I thought this project might be more unnatural than it was. I was surprised at how much more visually compartmentalized the world became when I started looking at everything from a design standpoint. Though I did find a number of posters around Fredericksburg that certainly demonstrated various elements of visual design, I found that many of the very best ones were right in my own house.
This first one is just like a poster I used to own for the film/novel Fear and Loathing in Las Vegas, and instantly popped in my head when looking for a piece that demonstrated minimalism. It features a simple, clean color palate, simple, straight lines, and a general absence of visual clutter. It looks similar to the pictogram movie posters example on the website, though obviously containing much more color. The text, too, particularly its heavy emphasis, could also make this picture a demonstration of unique typography. Naturally, the all-caps setting heavily emphasizes and demands attention away from the otherwise sparse visual backdrop.
This next one has a ton of stuff going on, but I chose it particularly for how it uses visual rhythm to simulate a swirling motion effect at the image’s base. This effect is largely induced by the cylindrical patterns “created” by the base vortex. The image largely mirrors itself until this point in a fine example of visual symmetry. The stones falling off of the river into the vortex do so in a mirrored, round shape, giving them a three-dimensional, toilet bowl-like effect.
This is a poster my roommate keeps in his room for reasons beyond my comprehension, but it is undeniably an interesting example of visual metaphors, symbols, and proportion, as with all of Dali’s work. Yes, this one is called “The Great Masturbator,” and it is indeed full of sexual, phallic imagery. There are numerous symbols of psychedelic, abstract faces, noses, mouths, phalluses, legs, eyes, lamps, phalluses, and more phalluses. If you look closely, you can also see more phalluses. It’s the sort of work that I can only read at face value, if such a thing even exists for this kind of picture. What I find more interesting than Dali’s symbolic infatuation with self-fondling is his bizzare proportional scaling of his visual elements. There are three large, primary elements that push out from the image in the sideways head, the female bust, and the male waist-down. Throughout the image, however, are multiple human figures, creatures, and web-like designs that are on an entirely different plane in terms of size.
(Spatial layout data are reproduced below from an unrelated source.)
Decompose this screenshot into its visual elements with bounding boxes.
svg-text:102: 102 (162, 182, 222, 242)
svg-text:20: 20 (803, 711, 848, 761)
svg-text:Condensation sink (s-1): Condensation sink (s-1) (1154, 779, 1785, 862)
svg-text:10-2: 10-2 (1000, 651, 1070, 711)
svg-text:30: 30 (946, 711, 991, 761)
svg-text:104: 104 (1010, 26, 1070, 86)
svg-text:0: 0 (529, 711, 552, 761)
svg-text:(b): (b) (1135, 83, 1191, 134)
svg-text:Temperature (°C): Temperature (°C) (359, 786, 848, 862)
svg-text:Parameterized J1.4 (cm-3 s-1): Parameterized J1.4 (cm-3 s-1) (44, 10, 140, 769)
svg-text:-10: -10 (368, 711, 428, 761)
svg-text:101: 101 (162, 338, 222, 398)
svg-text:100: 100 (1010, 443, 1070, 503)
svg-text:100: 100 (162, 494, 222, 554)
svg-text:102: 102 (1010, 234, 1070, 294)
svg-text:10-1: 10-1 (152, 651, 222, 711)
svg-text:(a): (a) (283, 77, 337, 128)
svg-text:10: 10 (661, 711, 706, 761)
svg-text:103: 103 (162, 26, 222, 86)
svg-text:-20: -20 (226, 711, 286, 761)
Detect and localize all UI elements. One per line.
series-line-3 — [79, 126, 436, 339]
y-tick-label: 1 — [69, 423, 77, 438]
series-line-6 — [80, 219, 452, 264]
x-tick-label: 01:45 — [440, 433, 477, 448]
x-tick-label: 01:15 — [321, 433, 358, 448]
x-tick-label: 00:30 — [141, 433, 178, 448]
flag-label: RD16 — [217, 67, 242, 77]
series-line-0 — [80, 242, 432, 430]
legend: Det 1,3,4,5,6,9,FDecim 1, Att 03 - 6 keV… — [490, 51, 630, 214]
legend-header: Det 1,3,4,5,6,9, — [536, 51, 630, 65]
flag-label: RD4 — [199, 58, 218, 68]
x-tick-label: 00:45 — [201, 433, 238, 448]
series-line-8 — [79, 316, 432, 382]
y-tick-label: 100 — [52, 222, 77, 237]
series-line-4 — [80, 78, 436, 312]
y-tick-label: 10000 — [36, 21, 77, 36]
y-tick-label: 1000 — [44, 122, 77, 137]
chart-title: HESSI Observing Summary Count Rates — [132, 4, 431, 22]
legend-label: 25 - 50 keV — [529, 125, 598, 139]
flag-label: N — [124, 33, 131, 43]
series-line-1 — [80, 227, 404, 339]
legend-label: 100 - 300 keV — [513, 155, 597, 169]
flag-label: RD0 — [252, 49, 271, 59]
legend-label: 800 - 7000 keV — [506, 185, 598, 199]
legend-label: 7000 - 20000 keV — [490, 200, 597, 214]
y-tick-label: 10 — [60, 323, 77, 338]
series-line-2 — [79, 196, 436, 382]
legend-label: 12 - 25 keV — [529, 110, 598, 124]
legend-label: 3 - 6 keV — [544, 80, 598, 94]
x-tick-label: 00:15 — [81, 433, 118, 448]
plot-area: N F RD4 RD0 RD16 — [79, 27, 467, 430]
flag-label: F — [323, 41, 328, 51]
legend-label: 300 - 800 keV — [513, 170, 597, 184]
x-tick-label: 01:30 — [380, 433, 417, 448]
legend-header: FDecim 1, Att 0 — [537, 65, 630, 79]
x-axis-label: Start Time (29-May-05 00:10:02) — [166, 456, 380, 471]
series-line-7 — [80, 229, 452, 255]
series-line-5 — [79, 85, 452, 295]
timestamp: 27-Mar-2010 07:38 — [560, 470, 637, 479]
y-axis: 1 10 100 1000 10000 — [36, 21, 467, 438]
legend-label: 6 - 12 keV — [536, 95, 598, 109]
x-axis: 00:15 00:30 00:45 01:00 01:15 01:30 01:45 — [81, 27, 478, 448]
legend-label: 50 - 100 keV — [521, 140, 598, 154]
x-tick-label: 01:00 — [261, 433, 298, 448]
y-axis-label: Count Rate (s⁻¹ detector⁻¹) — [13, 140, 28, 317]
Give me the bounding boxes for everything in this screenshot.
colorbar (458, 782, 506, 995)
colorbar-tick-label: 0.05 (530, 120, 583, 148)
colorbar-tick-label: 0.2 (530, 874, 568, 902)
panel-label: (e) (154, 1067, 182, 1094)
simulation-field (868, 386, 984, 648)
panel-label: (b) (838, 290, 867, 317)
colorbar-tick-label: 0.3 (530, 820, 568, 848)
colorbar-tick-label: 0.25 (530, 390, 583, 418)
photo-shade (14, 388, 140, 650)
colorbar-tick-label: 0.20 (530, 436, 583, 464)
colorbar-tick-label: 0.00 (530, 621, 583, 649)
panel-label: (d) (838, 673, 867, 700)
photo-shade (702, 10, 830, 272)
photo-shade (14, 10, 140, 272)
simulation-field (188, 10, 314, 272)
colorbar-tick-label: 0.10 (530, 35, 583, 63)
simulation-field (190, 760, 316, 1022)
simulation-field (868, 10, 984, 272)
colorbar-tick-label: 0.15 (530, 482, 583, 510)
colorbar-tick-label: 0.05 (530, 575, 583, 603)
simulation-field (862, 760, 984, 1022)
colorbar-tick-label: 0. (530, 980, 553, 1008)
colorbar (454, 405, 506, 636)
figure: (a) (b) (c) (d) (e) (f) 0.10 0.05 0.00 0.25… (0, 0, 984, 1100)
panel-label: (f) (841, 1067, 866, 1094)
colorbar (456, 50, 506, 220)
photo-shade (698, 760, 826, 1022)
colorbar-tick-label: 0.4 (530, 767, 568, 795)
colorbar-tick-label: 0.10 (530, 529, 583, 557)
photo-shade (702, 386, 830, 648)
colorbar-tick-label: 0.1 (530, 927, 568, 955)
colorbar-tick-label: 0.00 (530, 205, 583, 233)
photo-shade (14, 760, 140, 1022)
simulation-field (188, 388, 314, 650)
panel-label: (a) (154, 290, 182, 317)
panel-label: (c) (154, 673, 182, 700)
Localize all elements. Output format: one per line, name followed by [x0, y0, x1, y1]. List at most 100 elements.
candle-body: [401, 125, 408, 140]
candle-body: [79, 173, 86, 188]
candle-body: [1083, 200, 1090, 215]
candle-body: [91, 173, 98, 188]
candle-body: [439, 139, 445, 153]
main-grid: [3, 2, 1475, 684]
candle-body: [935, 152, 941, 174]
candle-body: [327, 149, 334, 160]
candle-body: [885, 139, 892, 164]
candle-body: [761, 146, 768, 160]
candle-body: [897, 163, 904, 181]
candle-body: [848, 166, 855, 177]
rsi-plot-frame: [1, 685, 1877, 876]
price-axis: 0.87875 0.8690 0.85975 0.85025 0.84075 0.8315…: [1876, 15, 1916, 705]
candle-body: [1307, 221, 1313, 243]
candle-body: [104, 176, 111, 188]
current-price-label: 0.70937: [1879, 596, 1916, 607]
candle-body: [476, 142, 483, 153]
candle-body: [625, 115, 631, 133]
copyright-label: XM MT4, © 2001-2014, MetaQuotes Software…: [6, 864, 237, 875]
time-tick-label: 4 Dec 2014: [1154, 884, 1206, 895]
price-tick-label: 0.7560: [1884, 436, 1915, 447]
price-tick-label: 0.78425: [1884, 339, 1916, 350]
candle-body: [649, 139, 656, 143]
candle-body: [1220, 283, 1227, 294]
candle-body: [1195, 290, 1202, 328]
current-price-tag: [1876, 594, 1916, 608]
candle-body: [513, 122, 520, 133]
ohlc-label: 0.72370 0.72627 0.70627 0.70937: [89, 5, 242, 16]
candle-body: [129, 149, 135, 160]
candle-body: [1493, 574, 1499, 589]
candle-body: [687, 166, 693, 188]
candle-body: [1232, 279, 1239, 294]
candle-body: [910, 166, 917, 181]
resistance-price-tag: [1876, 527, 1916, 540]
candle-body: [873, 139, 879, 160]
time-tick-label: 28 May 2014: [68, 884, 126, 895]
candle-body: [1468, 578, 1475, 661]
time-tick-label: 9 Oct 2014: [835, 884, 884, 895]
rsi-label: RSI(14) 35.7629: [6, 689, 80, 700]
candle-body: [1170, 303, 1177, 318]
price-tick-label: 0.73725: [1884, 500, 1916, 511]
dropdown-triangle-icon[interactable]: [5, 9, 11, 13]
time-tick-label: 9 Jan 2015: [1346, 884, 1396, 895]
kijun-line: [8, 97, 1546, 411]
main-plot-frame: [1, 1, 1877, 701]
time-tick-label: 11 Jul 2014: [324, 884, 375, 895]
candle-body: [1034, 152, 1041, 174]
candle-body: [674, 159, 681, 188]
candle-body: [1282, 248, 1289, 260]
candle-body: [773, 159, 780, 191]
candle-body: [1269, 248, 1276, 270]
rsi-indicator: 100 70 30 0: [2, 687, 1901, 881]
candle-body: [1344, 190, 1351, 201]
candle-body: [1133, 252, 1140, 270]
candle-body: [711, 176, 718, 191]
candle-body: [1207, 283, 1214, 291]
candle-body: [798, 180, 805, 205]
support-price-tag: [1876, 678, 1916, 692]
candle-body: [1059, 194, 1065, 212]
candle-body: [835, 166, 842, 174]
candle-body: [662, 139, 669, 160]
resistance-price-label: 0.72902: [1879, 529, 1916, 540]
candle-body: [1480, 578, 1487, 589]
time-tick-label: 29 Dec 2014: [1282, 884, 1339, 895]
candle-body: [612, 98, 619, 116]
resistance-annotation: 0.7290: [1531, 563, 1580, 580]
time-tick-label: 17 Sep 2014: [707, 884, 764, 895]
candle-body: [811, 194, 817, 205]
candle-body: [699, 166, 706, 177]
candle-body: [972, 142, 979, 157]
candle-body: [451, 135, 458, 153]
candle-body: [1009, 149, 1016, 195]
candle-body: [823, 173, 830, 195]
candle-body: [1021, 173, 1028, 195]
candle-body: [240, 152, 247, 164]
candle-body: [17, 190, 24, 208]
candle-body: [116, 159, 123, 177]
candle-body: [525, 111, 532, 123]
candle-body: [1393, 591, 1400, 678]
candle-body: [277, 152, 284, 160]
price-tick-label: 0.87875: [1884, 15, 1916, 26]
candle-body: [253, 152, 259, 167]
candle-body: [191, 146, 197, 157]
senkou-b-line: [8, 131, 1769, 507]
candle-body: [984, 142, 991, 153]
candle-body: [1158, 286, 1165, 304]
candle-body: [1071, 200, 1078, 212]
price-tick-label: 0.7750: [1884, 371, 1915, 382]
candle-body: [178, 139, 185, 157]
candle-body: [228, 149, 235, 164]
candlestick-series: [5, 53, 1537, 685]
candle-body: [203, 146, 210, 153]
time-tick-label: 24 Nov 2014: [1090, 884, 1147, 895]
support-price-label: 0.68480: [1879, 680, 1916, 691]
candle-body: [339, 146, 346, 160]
This last one, another Fear and Loathing reference, is a poster in my room that immediately lit up to me as a perfect example of interesting color use. Anytime dashes of color are thrown into an otherwise black and white image, it creates an interesting, attention-grabbing visual dynamic. Here, only the flowers on Dr. Gonzo’s Hawaiian shirt and the rims of his glasses are splashed with color. They’re bright, bold primary colors that add a great deal of contrast and life to the rest of the image. This poster is equally in an example of unique typography as well, using the classic, splattered ink look from the cover of Hunter S. Thompson’s original novel. The combination of these elements creates an inky, messy visual appearance on top of a clean, white background; almost as if a debaucherous, hand-drawn cartoon character was on the loose and making a mess.